Hessisches Staatstheater Wiesbaden

Ein fataler Kreislauf

Kilian Bohnensack verbindet auf der Wiesbadener Studiobühne zwei Anfänge bzw. Enden der Musikgeschichte zu einem ebenso kurzen wie einprägsamen Opernabend voll großer Gefühle und Banalität

Daniela Klotz • 25. Oktober 2025

Ben (Jack Lee) hat Lucy (Inna Fedorii) etwas Wichtiges zu sagen, ehe er einrücken muss © Laura Nickel

Im geblümten Pettycoat verhandelt Lucy am Telefon die Banalitäten des Lebens voller Dramatik ohne auf ihren Liebsten zu achten. In blutiger Rüstung (Kostüme: Florian Buder) erliegt Clorinda unerkannt den Schwerthieben ihres Liebsten, weil das Leben im Krieg zur Banalität wird. – Mit Gian Carlo Menottis einaktiger Opera buffa «The Telephone, or L'amour à trois» (Das Telefon oder Die Liebe zu dritt) und Claudio Monteverdis Madrigal, oder besser „genere rappresentativo“ (darstellendem Genre) «Il combattimento di Tancredi e Clorinda» hat Regisseur Kilian Bohnensack zwei extrem kurze Einakter auf die Wiesbadener Studiobühne gebracht. Sie sind Opern und doch keine, sie hängen inhaltlich und musikalisch zusammenhängen und sind doch komplett konträr. Man könnte auch sagen: die musikalisch zwei Anfänge oder zwei Enden verhandeln und mit musikalischen Mitteln die Erzählung zum Drama erheben und das Drama zur Erzählung. 

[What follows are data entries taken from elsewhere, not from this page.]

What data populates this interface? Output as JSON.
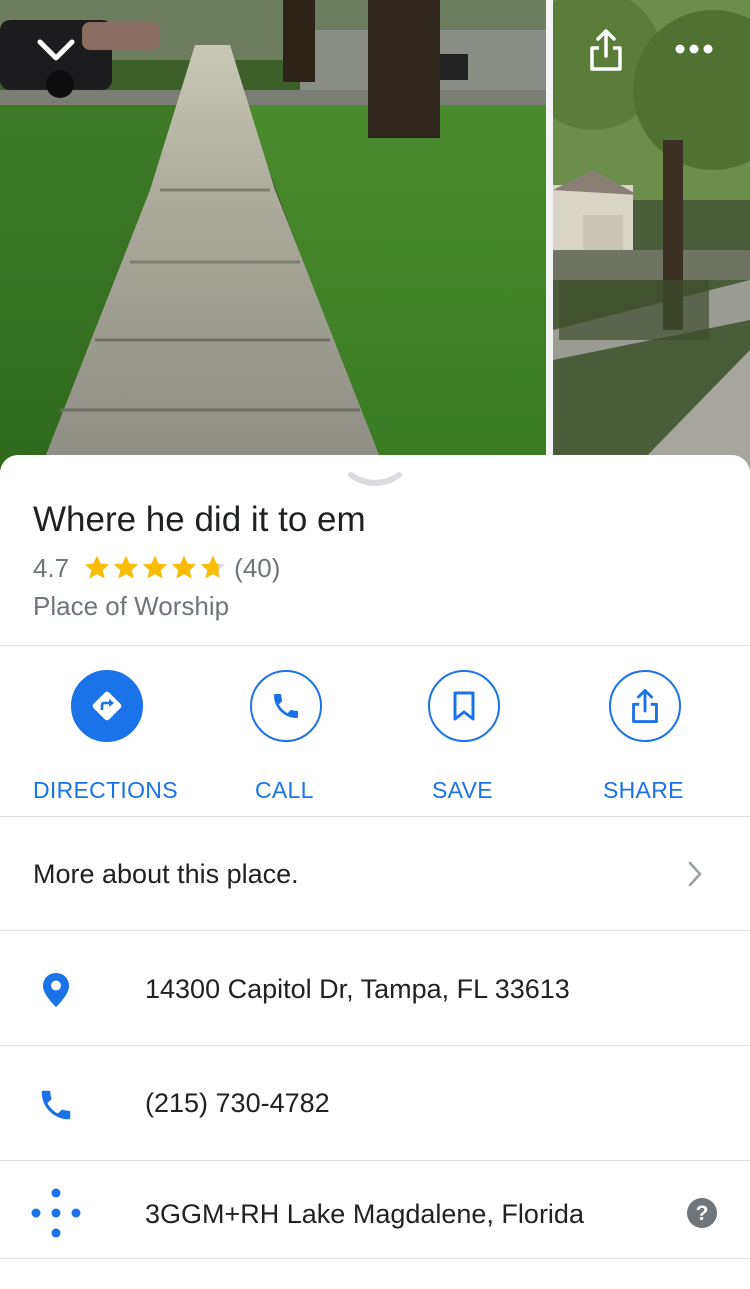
{
  "place": {
    "name": "Where he did it to em",
    "rating_value": "4.7",
    "rating_stars": 4.7,
    "review_count": "(40)",
    "category": "Place of Worship"
  },
  "actions": [
    {
      "label": "DIRECTIONS",
      "icon": "directions-icon"
    },
    {
      "label": "CALL",
      "icon": "phone-icon"
    },
    {
      "label": "SAVE",
      "icon": "bookmark-icon"
    },
    {
      "label": "SHARE",
      "icon": "share-icon"
    }
  ],
  "more_about": {
    "label": "More about this place."
  },
  "details": {
    "address": "14300 Capitol Dr, Tampa, FL 33613",
    "phone": "(215) 730-4782",
    "plus_code": "3GGM+RH Lake Magdalene, Florida"
  },
  "colors": {
    "accent": "#1a73e8",
    "star": "#fbbc04",
    "secondary_text": "#70757a",
    "divider": "#dadce0"
  }
}
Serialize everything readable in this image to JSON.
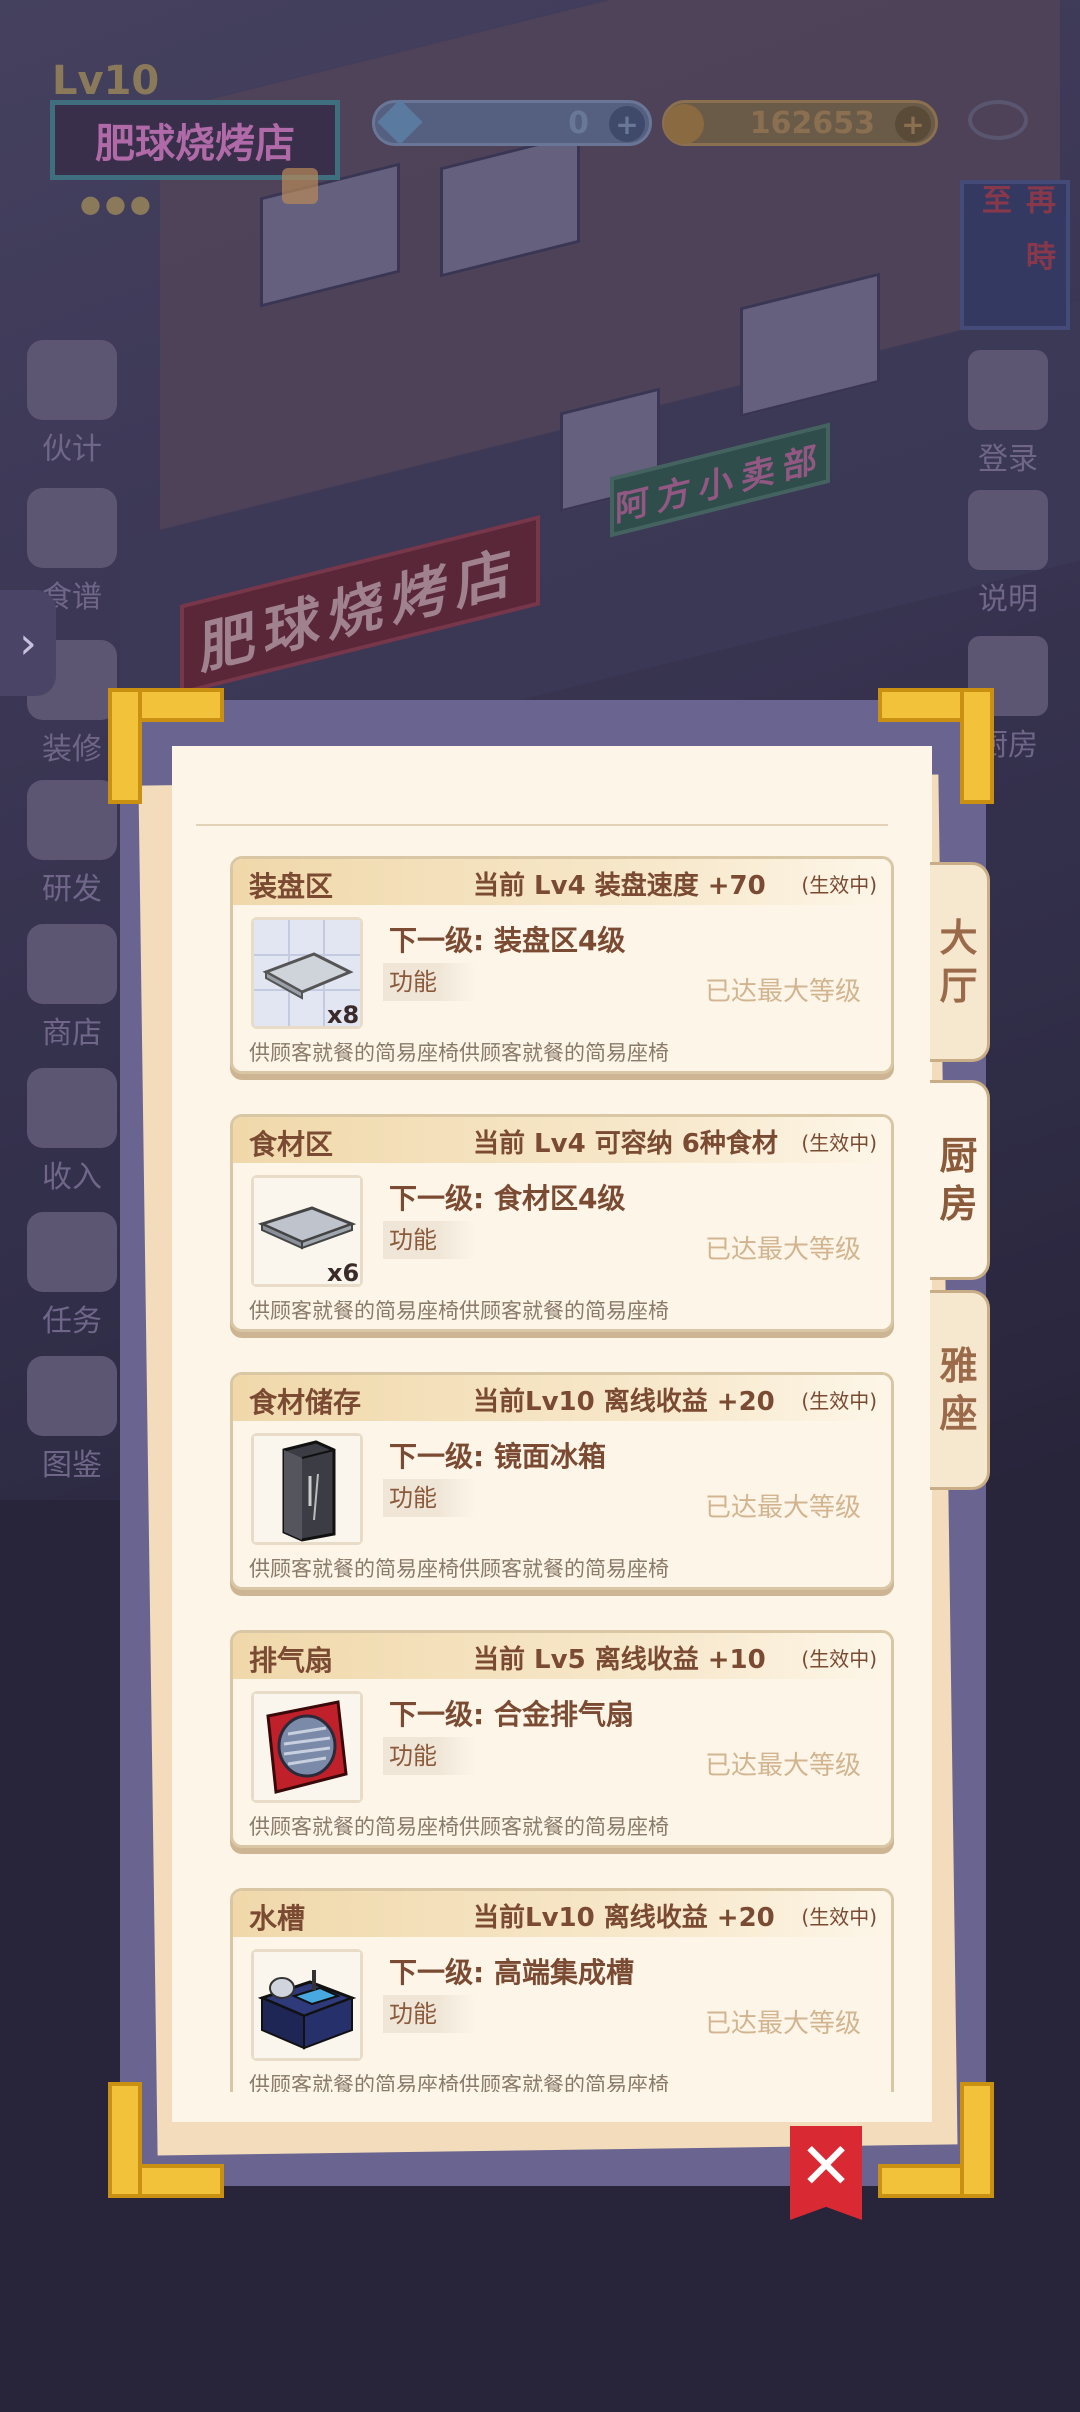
{
  "hud": {
    "level": "Lv10",
    "shop_name": "肥球烧烤店",
    "dots": "●●●",
    "gems": "0",
    "coins": "162653",
    "plus": "+"
  },
  "left_menu": [
    "伙计",
    "食谱",
    "装修",
    "研发",
    "商店",
    "收入",
    "任务",
    "图鉴"
  ],
  "right_menu": [
    "登录",
    "说明",
    "厨房"
  ],
  "scene_signs": {
    "main": "肥球烧烤店",
    "neighbor": "阿方小卖部",
    "side": "再 時 至"
  },
  "drawer_arrow": "›",
  "tabs": {
    "hall": "大厅",
    "kitchen": "厨房",
    "private_room": "雅座"
  },
  "cards": [
    {
      "name": "装盘区",
      "current": "当前 Lv4  装盘速度 +70",
      "status": "(生效中)",
      "next": "下一级: 装盘区4级",
      "func": "功能",
      "max": "已达最大等级",
      "qty": "x8",
      "icon": "plating-tray-icon",
      "desc": "供顾客就餐的简易座椅供顾客就餐的简易座椅"
    },
    {
      "name": "食材区",
      "current": "当前 Lv4  可容纳 6种食材",
      "status": "(生效中)",
      "next": "下一级: 食材区4级",
      "func": "功能",
      "max": "已达最大等级",
      "qty": "x6",
      "icon": "ingredient-tray-icon",
      "desc": "供顾客就餐的简易座椅供顾客就餐的简易座椅"
    },
    {
      "name": "食材储存",
      "current": "当前Lv10 离线收益 +20",
      "status": "(生效中)",
      "next": "下一级: 镜面冰箱",
      "func": "功能",
      "max": "已达最大等级",
      "qty": "",
      "icon": "fridge-icon",
      "desc": "供顾客就餐的简易座椅供顾客就餐的简易座椅"
    },
    {
      "name": "排气扇",
      "current": "当前 Lv5  离线收益 +10",
      "status": "(生效中)",
      "next": "下一级: 合金排气扇",
      "func": "功能",
      "max": "已达最大等级",
      "qty": "",
      "icon": "exhaust-fan-icon",
      "desc": "供顾客就餐的简易座椅供顾客就餐的简易座椅"
    },
    {
      "name": "水槽",
      "current": "当前Lv10 离线收益 +20",
      "status": "(生效中)",
      "next": "下一级: 高端集成槽",
      "func": "功能",
      "max": "已达最大等级",
      "qty": "",
      "icon": "sink-icon",
      "desc": "供顾客就餐的简易座椅供顾客就餐的简易座椅"
    }
  ],
  "close": "✕",
  "colors": {
    "panel": "#6a6490",
    "paper": "#fdf6e8",
    "accent_gold": "#f2c23a",
    "close_red": "#d92a34",
    "text_brown": "#7a4a32",
    "max_text": "#d2b590"
  }
}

Wo soll man anfangen, diesen Miniatur-Opernabend auf einen Nenner zu bringen? Am besten mit dem Inhalt. In «The Telephone» will Ben seiner Lucy unbedingt etwas Wichtiges sagen. Er hat kaum Zeit, weil sein Zug bald geht. Zum Militärdienst? Zur Front? Doch Lucy bekommt am Stück Anrufe und muss dann auch noch selbst ihre Freundin Pamela anrufen, weil ein gewisser George ihr vorgeworfen hat, Gerüchte über ihn verbreitet zu haben. Bei diesem Gespräch läuft Inna Fedorii zu Hochform auf. Es ist so etwas wie eine Miniaturarie, die jedoch jede anständige Arie konterkariert. Denn natürlich hat Lucy sich verplappert und erzählt, was ihr erzählt wurde und natürlich hat George recht, muss aber zumindest unter Freundinnen ins Unrecht gesetzt werden, damit die Welt wieder in Ordnung ist. 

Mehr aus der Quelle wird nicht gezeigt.